Home | About | Sematext search-lucene.com search-hadoop.com
 Search Hadoop and all its subprojects:

Switch to Threaded View
MapReduce >> mail # user >> Distribution of native executables and data for YARN-based execution

Copy link to this message
Distribution of native executables and data for YARN-based execution
I am attempting to distribute the execution of a C-based program onto a Hadoop cluster, without using MapReduce.  I read that YARN can be used to schedule non-MapReduce applications by programming to the ASM/RM interfaces.  As I understand it, eventually I get down to specifying each sub-task via ContainerLaunchContext.setCommands().

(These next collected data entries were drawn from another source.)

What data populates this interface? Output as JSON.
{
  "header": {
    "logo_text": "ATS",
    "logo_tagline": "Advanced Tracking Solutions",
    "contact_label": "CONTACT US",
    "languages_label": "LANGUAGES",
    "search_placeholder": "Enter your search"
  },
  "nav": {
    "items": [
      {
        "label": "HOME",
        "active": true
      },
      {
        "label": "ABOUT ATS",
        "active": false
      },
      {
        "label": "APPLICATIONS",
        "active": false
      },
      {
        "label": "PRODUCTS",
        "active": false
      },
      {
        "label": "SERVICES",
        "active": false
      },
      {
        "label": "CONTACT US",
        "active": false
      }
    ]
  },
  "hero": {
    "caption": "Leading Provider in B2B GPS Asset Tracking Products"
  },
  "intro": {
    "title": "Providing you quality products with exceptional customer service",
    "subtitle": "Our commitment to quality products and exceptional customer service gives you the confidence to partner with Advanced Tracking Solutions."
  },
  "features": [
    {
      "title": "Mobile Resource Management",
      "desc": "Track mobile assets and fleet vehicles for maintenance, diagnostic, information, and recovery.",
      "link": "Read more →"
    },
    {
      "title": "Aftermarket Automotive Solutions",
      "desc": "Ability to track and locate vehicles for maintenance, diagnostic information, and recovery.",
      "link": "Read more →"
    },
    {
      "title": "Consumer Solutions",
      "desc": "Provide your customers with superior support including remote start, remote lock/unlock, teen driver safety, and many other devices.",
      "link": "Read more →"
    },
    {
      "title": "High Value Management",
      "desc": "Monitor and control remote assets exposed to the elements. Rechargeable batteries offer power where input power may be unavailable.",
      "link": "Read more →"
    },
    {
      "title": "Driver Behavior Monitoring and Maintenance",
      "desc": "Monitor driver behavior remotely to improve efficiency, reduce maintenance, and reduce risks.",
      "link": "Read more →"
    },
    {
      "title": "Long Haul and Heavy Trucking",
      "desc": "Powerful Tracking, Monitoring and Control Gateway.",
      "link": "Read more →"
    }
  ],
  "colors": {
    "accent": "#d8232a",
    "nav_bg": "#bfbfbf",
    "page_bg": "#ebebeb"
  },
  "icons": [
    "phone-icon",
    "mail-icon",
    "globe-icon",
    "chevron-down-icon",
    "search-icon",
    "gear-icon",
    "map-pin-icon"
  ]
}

However, the program and shared libraries need to be stored on each worker's local disk to run.  In addition there is a hefty data set that the application uses (say, 4GB) that is accessed via regular open()/read() calls by a library.  I thought a decent strategy would be to push the program+data package to a known folder in HDFS, then launch a "bootstrap" that compared the HDFS folder version to a local folder, copying any updated files as needed before launching the native application task.

Are there better approaches?  I notice that one can implicitly copy "local resources" as part of the launch, but I don't want to copy 4GB every time, only occasionally when the application or reference data is updated.  Also, will my bootstrapper be allowed to set executable-mode bits on the programs after they are copied?